I took a taxi out to some inaccessible location in the wilds of Northern Virignia recently. At the reception desk I was handed my visitor's badge and a parking pass. I gave it back saying I didn't have a car. (Thanks, but no thanks, I might have said...but I just can't) She looked at me as if I had just beamed down from another dimension. Carlessness just wasn't part of her paradigm.
I wasn’t always car free. My militant pedestrianism was precipitated by outside forces. My car was, how shall we say, liberated from my possession by an unknown thief in Alexandria in the fall of 1983. For years I’ve thought about writing a thank you note to this fellow (pardon my leaping to conclusions, but he probably was a fellow) so that he might know that he inadvertently did some good in what surely has been a pathetic life. Somehow I doubt he’s among my readers, but just in case:
Dear Mr. Petty Thief,
In the fall of 1983 I was living in Alexandria completing my last year of graduate school. I’m not sure when I last saw my car alive, because I drove so rarely. But one morning I needed it to get somewhere. At first, I assumed I had just forgotten where I had parked, but it gradually dawned on me that it was simply gone. Even then I had a hard time uttering the words into the phone to the police: My car has been stolen.
It really hurt, actually, and you should know that. It was the only car I had owned. I had received half of it as a graduation gift from my parents when I finished college; the other half I paid for. Alexandria, oddly, had a high rate of car theft, but I had always assumed that in a town full of BMW’s and Mercedes no one would bother taking my car, a 1971 pale yellow VW Beetle with a sunroof. It was already old when I got it, and I only had for a few years. With a few dents and dings, its ascetic interior and that distinctive lawnmower engine sound, it was a car that only an economically-challenged liberal arts grad stumbling to the end of an architecture degree could love.
But that morning, it was gone. Gone, gone, gone, really gone. The Alexandria police were just as nice as could be. Call your insurance company, they recommended gently, because you’re not likely to get it back. I think they knew you, Mr. Petty Thief, and they also knew their limits. My insurance company immediately offered a loaner car, which was amusing since I obviously had little need for a car. My boyfriend, now husband, and I drove that ridiculous loaner—a Chevette, of all things—all the way to Boston, stopping to visit every major work of architecture on the way: Post-Modern follies in New Jersey, ecumenical Meier in Hartford, sublime Kahn in New Haven and Exeter, and Corbusier in Boston.
It turned out the cops did find the car, or rather the carcass. You had stripped it and left it for dead across the river in the District. Mean. The plates were gone and all the vehicle identification numbers were destroyed...You were a real pro, I’ll give you that. But you forgot one little detail. There on the floor in the back was the business card of a small architecture firm in Alexandria. The police called and asked what surely must have been the strangest question that architect had ever heard: Are you missing a pale yellow 1971 VW bug with a sunroof and a William and Mary sticker in the back window? He asked his staff: any of you missing a pale yellow 1971 VW bug with a sunroof and a William and Mary sticker in the back window? No, but I know someone who is, answered a fellow architecture student.

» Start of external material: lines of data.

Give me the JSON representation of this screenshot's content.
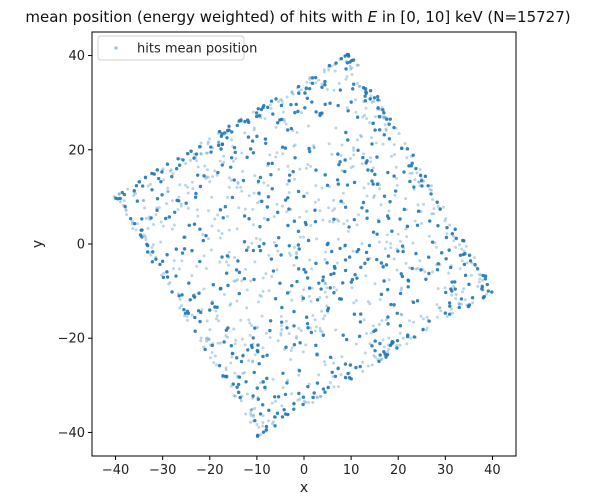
{
  "chart_data": {
    "type": "scatter",
    "title": "mean position (energy weighted) of hits with E in [0, 10] keV (N=15727)",
    "title_parts": {
      "prefix": "mean position (energy weighted) of hits with ",
      "symbol": "E",
      "suffix": " in [0, 10] keV (N=15727)"
    },
    "xlabel": "x",
    "ylabel": "y",
    "xlim": [
      -45,
      45
    ],
    "ylim": [
      -45,
      45
    ],
    "xticks": [
      -40,
      -30,
      -20,
      -10,
      0,
      10,
      20,
      30,
      40
    ],
    "yticks": [
      -40,
      -20,
      0,
      20,
      40
    ],
    "grid": false,
    "legend": {
      "position": "upper-left",
      "entries": [
        "hits mean position"
      ]
    },
    "series": [
      {
        "name": "hits mean position",
        "color": "#1f77b4",
        "region_corners": [
          [
            -40.5,
            10
          ],
          [
            10,
            41
          ],
          [
            40.5,
            -10
          ],
          [
            -10,
            -41
          ]
        ],
        "approx_points_shown": 1400,
        "boundary_concentration": true
      }
    ]
  }
}
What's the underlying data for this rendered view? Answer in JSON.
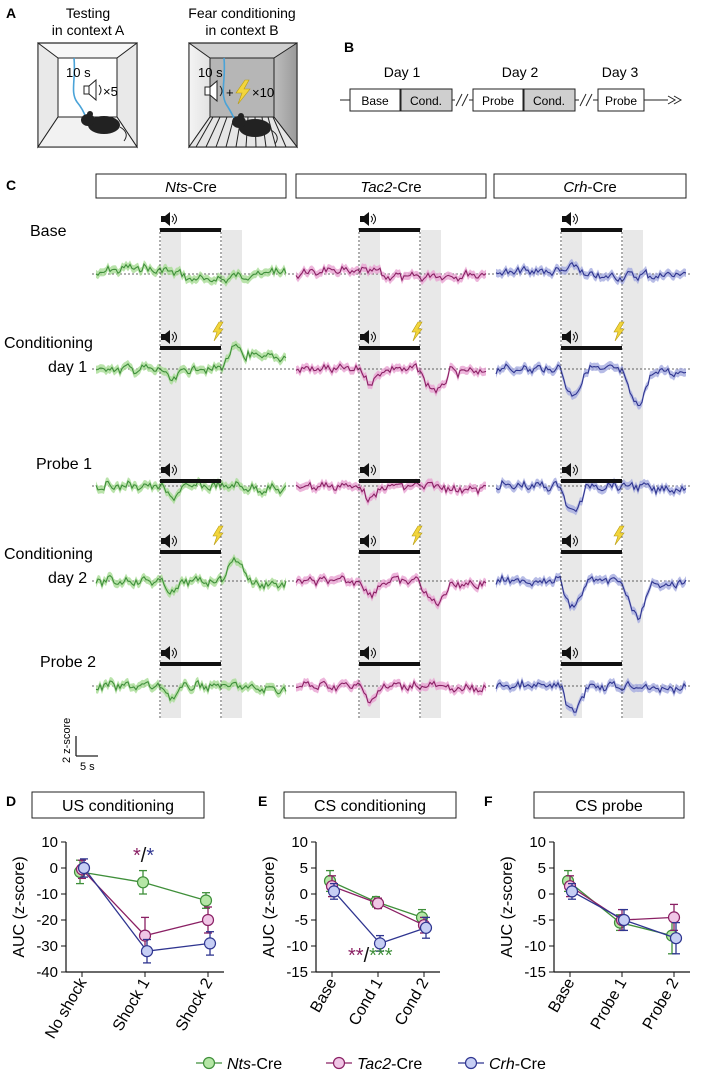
{
  "panels": {
    "a": {
      "letter": "A",
      "testing_title": [
        "Testing",
        "in context A"
      ],
      "fc_title": [
        "Fear conditioning",
        "in context B"
      ],
      "testing_time": "10 s",
      "testing_reps": "×5",
      "fc_time": "10 s",
      "fc_plus": "+",
      "fc_reps": "×10"
    },
    "b": {
      "letter": "B",
      "days": [
        "Day 1",
        "Day 2",
        "Day 3"
      ],
      "boxes": [
        "Base",
        "Cond.",
        "Probe",
        "Cond.",
        "Probe"
      ]
    },
    "c": {
      "letter": "C",
      "lines": [
        {
          "name": "Nts",
          "suffix": "-Cre"
        },
        {
          "name": "Tac2",
          "suffix": "-Cre"
        },
        {
          "name": "Crh",
          "suffix": "-Cre"
        }
      ],
      "rows": [
        [
          "Base"
        ],
        [
          "Conditioning",
          "day 1"
        ],
        [
          "Probe 1"
        ],
        [
          "Conditioning",
          "day 2"
        ],
        [
          "Probe 2"
        ]
      ],
      "scale_y": "2 z-score",
      "scale_x": "5 s"
    },
    "d": {
      "letter": "D",
      "title": "US conditioning"
    },
    "e": {
      "letter": "E",
      "title": "CS conditioning"
    },
    "f": {
      "letter": "F",
      "title": "CS probe"
    }
  },
  "colors": {
    "nts": "#3f8f3a",
    "nts_fill": "#a8dc95",
    "tac2": "#8a2064",
    "tac2_fill": "#e8a3d2",
    "crh": "#2f3590",
    "crh_fill": "#a5abe0",
    "nts_marker": "#b5e6a6",
    "tac2_marker": "#f0c6e6",
    "crh_marker": "#c6cef4"
  },
  "legend": [
    {
      "name": "Nts",
      "suffix": "-Cre"
    },
    {
      "name": "Tac2",
      "suffix": "-Cre"
    },
    {
      "name": "Crh",
      "suffix": "-Cre"
    }
  ],
  "chart_data": [
    {
      "type": "line",
      "panel": "D",
      "title": "US conditioning",
      "xlabel": "",
      "ylabel": "AUC (z-score)",
      "categories": [
        "No shock",
        "Shock 1",
        "Shock 2"
      ],
      "ylim": [
        -40,
        10
      ],
      "yticks": [
        10,
        0,
        -10,
        -20,
        -30,
        -40
      ],
      "series": [
        {
          "name": "Nts-Cre",
          "values": [
            -1.5,
            -5.5,
            -12.5
          ],
          "errors": [
            4.5,
            4.5,
            3.0
          ]
        },
        {
          "name": "Tac2-Cre",
          "values": [
            -0.5,
            -26,
            -20
          ],
          "errors": [
            3.5,
            7.0,
            5.0
          ]
        },
        {
          "name": "Crh-Cre",
          "values": [
            0.0,
            -32,
            -29
          ],
          "errors": [
            3.5,
            4.5,
            4.5
          ]
        }
      ],
      "annotations": [
        "*",
        "/",
        "*"
      ]
    },
    {
      "type": "line",
      "panel": "E",
      "title": "CS conditioning",
      "xlabel": "",
      "ylabel": "AUC (z-score)",
      "categories": [
        "Base",
        "Cond 1",
        "Cond 2"
      ],
      "ylim": [
        -15,
        10
      ],
      "yticks": [
        10,
        5,
        0,
        -5,
        -10,
        -15
      ],
      "series": [
        {
          "name": "Nts-Cre",
          "values": [
            2.5,
            -1.5,
            -4.5
          ],
          "errors": [
            2.0,
            1.0,
            1.5
          ]
        },
        {
          "name": "Tac2-Cre",
          "values": [
            1.5,
            -1.8,
            -6.0
          ],
          "errors": [
            2.0,
            1.0,
            1.5
          ]
        },
        {
          "name": "Crh-Cre",
          "values": [
            0.5,
            -9.5,
            -6.5
          ],
          "errors": [
            1.5,
            1.5,
            2.0
          ]
        }
      ],
      "annotations": [
        "**",
        "/",
        "***"
      ]
    },
    {
      "type": "line",
      "panel": "F",
      "title": "CS probe",
      "xlabel": "",
      "ylabel": "AUC (z-score)",
      "categories": [
        "Base",
        "Probe 1",
        "Probe 2"
      ],
      "ylim": [
        -15,
        10
      ],
      "yticks": [
        10,
        5,
        0,
        -5,
        -10,
        -15
      ],
      "series": [
        {
          "name": "Nts-Cre",
          "values": [
            2.5,
            -5.5,
            -8.0
          ],
          "errors": [
            2.0,
            1.5,
            3.5
          ]
        },
        {
          "name": "Tac2-Cre",
          "values": [
            1.5,
            -5.0,
            -4.5
          ],
          "errors": [
            2.0,
            2.0,
            2.5
          ]
        },
        {
          "name": "Crh-Cre",
          "values": [
            0.5,
            -5.0,
            -8.5
          ],
          "errors": [
            1.5,
            2.0,
            3.0
          ]
        }
      ],
      "annotations": []
    }
  ]
}
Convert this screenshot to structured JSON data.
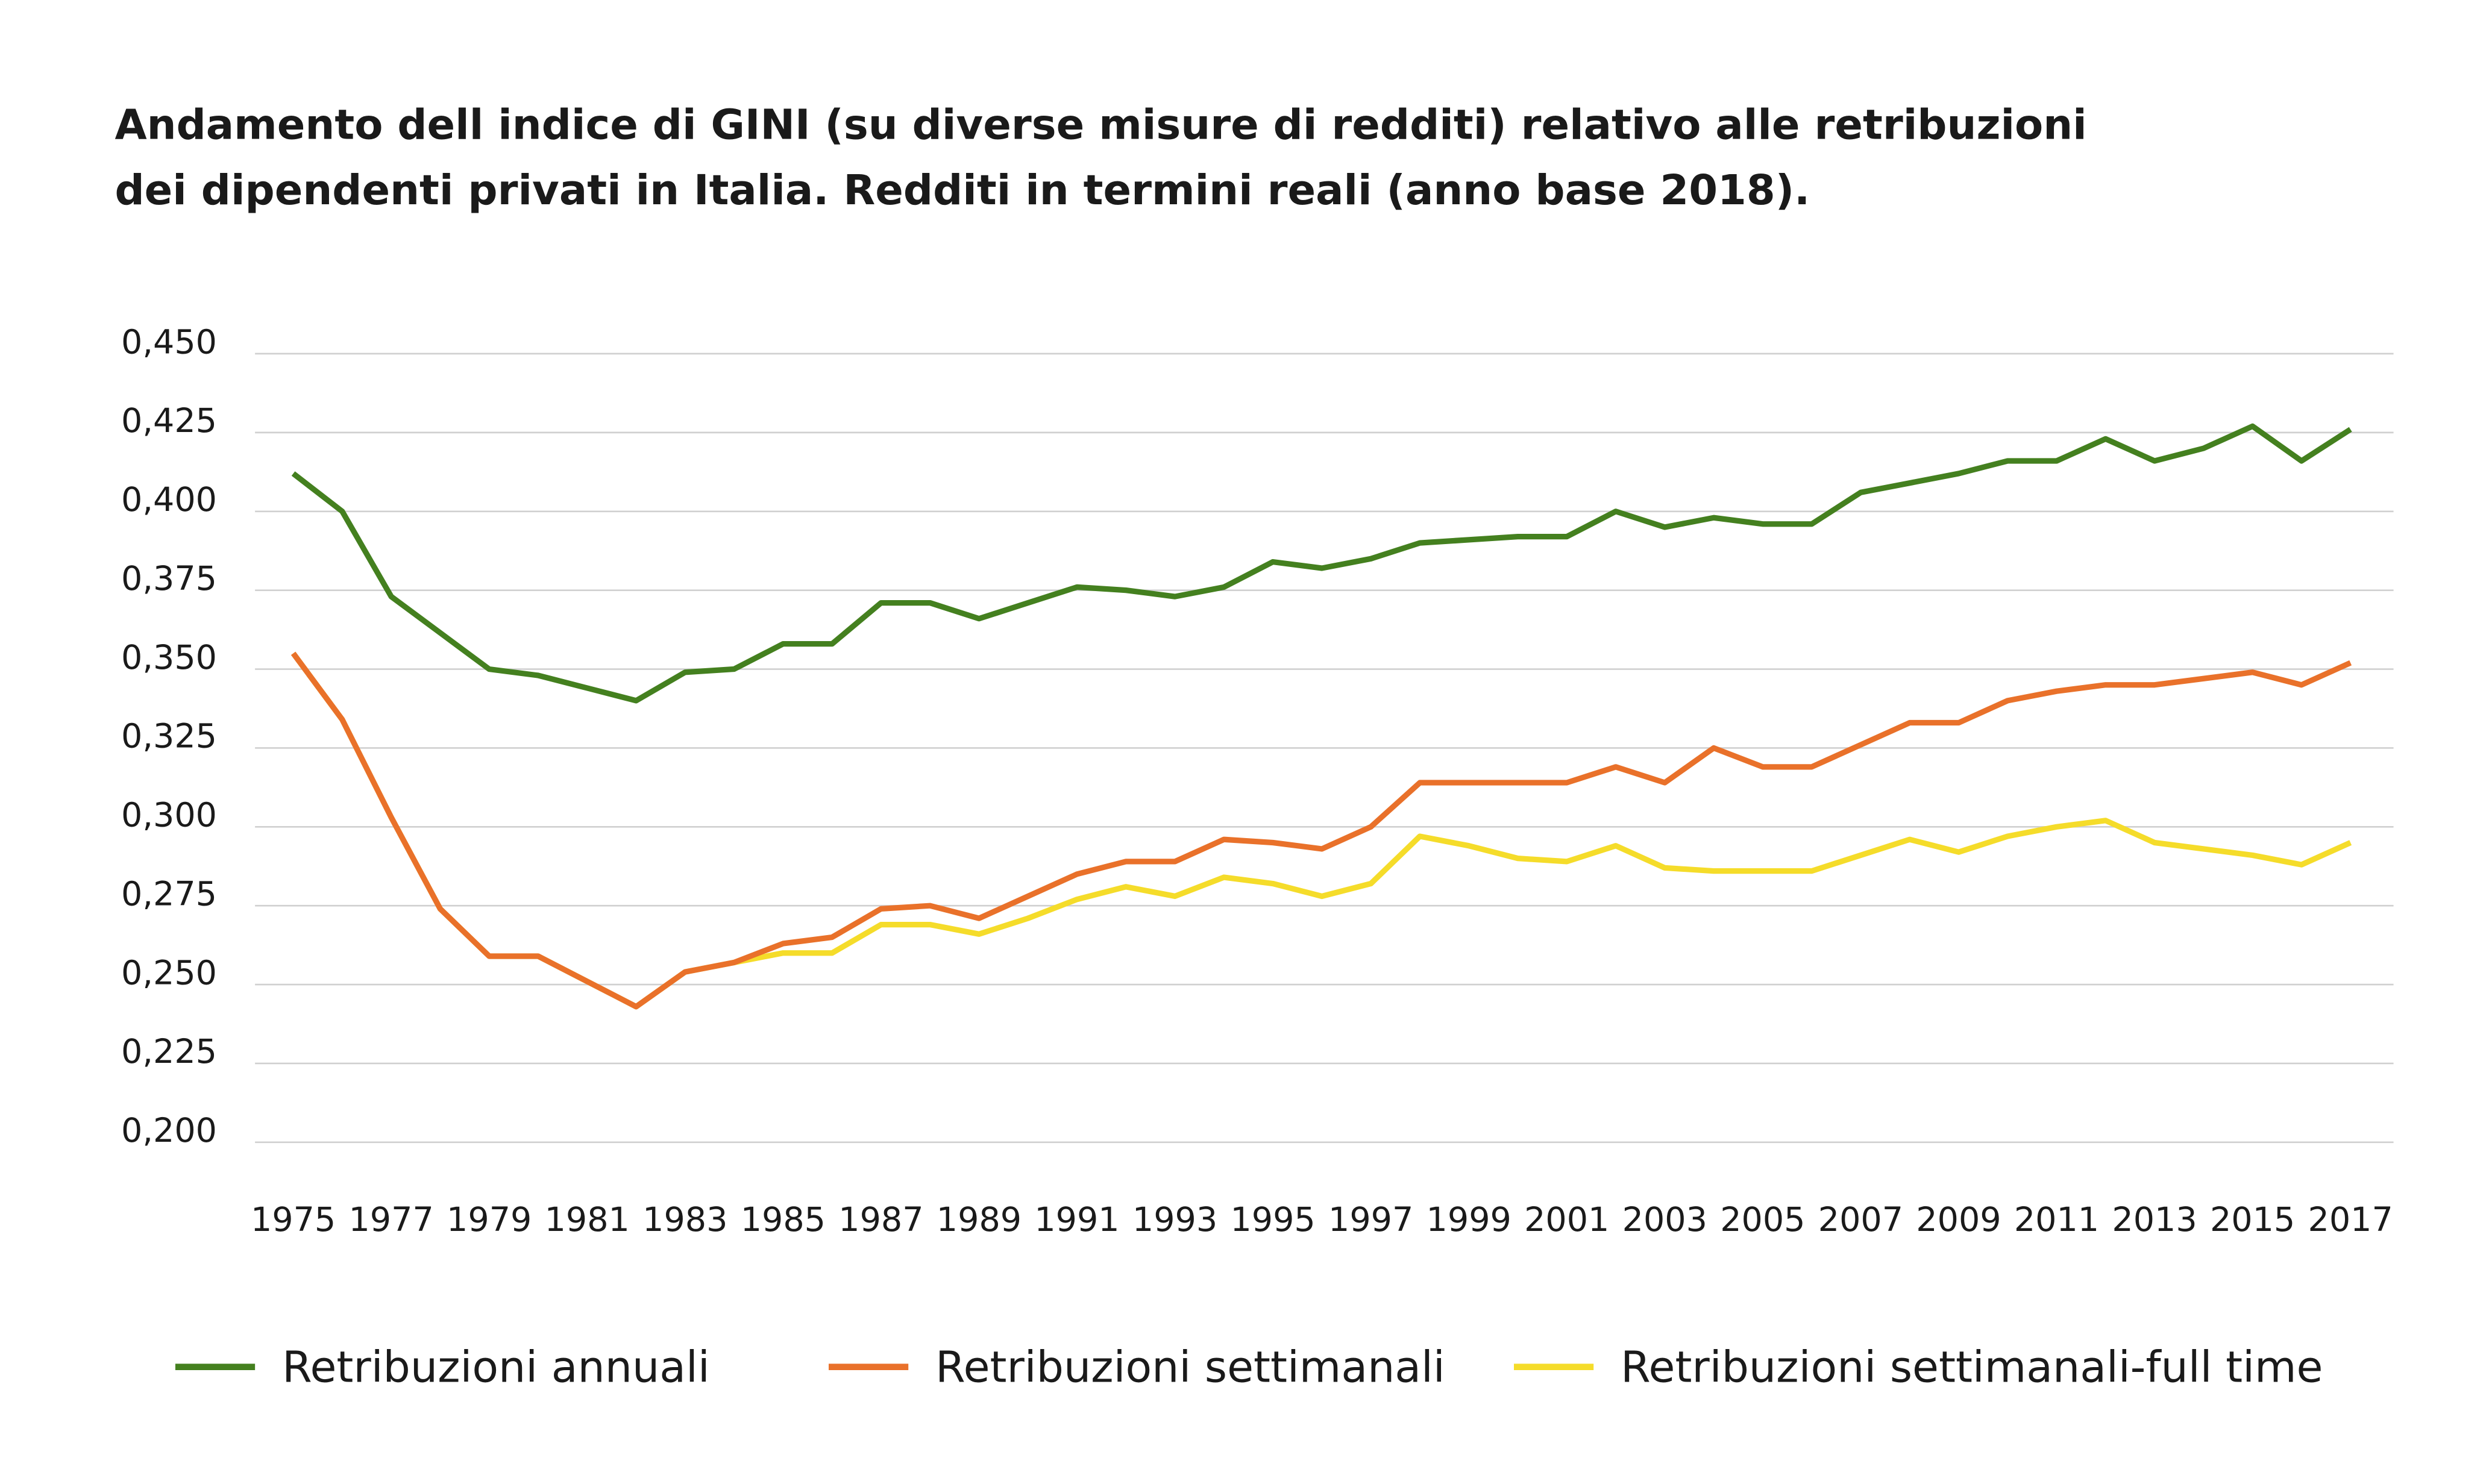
{
  "chart_data": {
    "type": "line",
    "title": [
      "Andamento dell indice di GINI (su diverse misure di redditi) relativo alle retribuzioni",
      "dei dipendenti privati in Italia. Redditi in termini reali (anno base 2018)."
    ],
    "x": [
      1975,
      1976,
      1977,
      1978,
      1979,
      1980,
      1981,
      1982,
      1983,
      1984,
      1985,
      1986,
      1987,
      1988,
      1989,
      1990,
      1991,
      1992,
      1993,
      1994,
      1995,
      1996,
      1997,
      1998,
      1999,
      2000,
      2001,
      2002,
      2003,
      2004,
      2005,
      2006,
      2007,
      2008,
      2009,
      2010,
      2011,
      2012,
      2013,
      2014,
      2015,
      2016,
      2017
    ],
    "xlim": [
      1975,
      2017
    ],
    "xticks": [
      1975,
      1977,
      1979,
      1981,
      1983,
      1985,
      1987,
      1989,
      1991,
      1993,
      1995,
      1997,
      1999,
      2001,
      2003,
      2005,
      2007,
      2009,
      2011,
      2013,
      2015,
      2017
    ],
    "ylim": [
      0.2,
      0.45
    ],
    "yticks": [
      {
        "value": 0.2,
        "label": "0,200"
      },
      {
        "value": 0.225,
        "label": "0,225"
      },
      {
        "value": 0.25,
        "label": "0,250"
      },
      {
        "value": 0.275,
        "label": "0,275"
      },
      {
        "value": 0.3,
        "label": "0,300"
      },
      {
        "value": 0.325,
        "label": "0,325"
      },
      {
        "value": 0.35,
        "label": "0,350"
      },
      {
        "value": 0.375,
        "label": "0,375"
      },
      {
        "value": 0.4,
        "label": "0,400"
      },
      {
        "value": 0.425,
        "label": "0,425"
      },
      {
        "value": 0.45,
        "label": "0,450"
      }
    ],
    "grid": true,
    "legend": "bottom",
    "series": [
      {
        "name": "Retribuzioni annuali",
        "color": "#44801f",
        "values": [
          0.412,
          0.4,
          0.373,
          0.3615,
          0.35,
          0.348,
          0.344,
          0.34,
          0.349,
          0.35,
          0.358,
          0.358,
          0.371,
          0.371,
          0.366,
          0.371,
          0.376,
          0.375,
          0.373,
          0.376,
          0.384,
          0.382,
          0.385,
          0.39,
          0.391,
          0.392,
          0.392,
          0.4,
          0.395,
          0.398,
          0.396,
          0.396,
          0.406,
          0.409,
          0.412,
          0.416,
          0.416,
          0.423,
          0.416,
          0.42,
          0.427,
          0.416,
          0.426
        ]
      },
      {
        "name": "Retribuzioni settimanali",
        "color": "#e9712a",
        "values": [
          0.355,
          0.334,
          0.303,
          0.274,
          0.259,
          0.259,
          0.251,
          0.243,
          0.254,
          0.257,
          0.263,
          0.265,
          0.274,
          0.275,
          0.271,
          0.278,
          0.285,
          0.289,
          0.289,
          0.296,
          0.295,
          0.293,
          0.3,
          0.314,
          0.314,
          0.314,
          0.314,
          0.319,
          0.314,
          0.325,
          0.319,
          0.319,
          0.326,
          0.333,
          0.333,
          0.34,
          0.343,
          0.345,
          0.345,
          0.347,
          0.349,
          0.345,
          0.352
        ]
      },
      {
        "name": "Retribuzioni settimanali-full time",
        "color": "#f5dc2a",
        "values": [
          0.355,
          0.334,
          0.303,
          0.274,
          0.259,
          0.259,
          0.251,
          0.243,
          0.254,
          0.257,
          0.26,
          0.26,
          0.269,
          0.269,
          0.266,
          0.271,
          0.277,
          0.281,
          0.278,
          0.284,
          0.282,
          0.278,
          0.282,
          0.297,
          0.294,
          0.29,
          0.289,
          0.294,
          0.287,
          0.286,
          0.286,
          0.286,
          0.291,
          0.296,
          0.292,
          0.297,
          0.3,
          0.302,
          0.295,
          0.293,
          0.291,
          0.288,
          0.295
        ]
      }
    ]
  }
}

And so I ended up at the notorious impoundment lot, thinking I would retrieve my car and order would be restored to the world. I would return to worrying about finding a parking space, not finding my car. I hope you brought a flat bed truck, said the cop, because “there’s nothing left but the paint, ma’am.” And that, believe it or not, is a direct quote.
I never went to identify the body, although the opportunity was offered. It just seemed too morbid. I left thinking that once I graduated, got a job, paid off my students loans, basically grew up, then I’d get myself another car...a real car this time, not a college girl’s bug. But, a move into the District, a layoff or two...and those student loans took a long time to pay off...and gradually it dropped way down, and finally off of my to-do list.
So there, you avaricious twerp. Your venal act was a gift in disguise. I leveraged it into an architectural tour of the east coast, a check from my insurance company that equaled what the car had cost 3 years before, a new paradigm for urban living, and one of the most memorable cop quotes this side of Dragnet. You freed me from a close call with auto-dependency. Thanks again. I couldn’t have done it without you!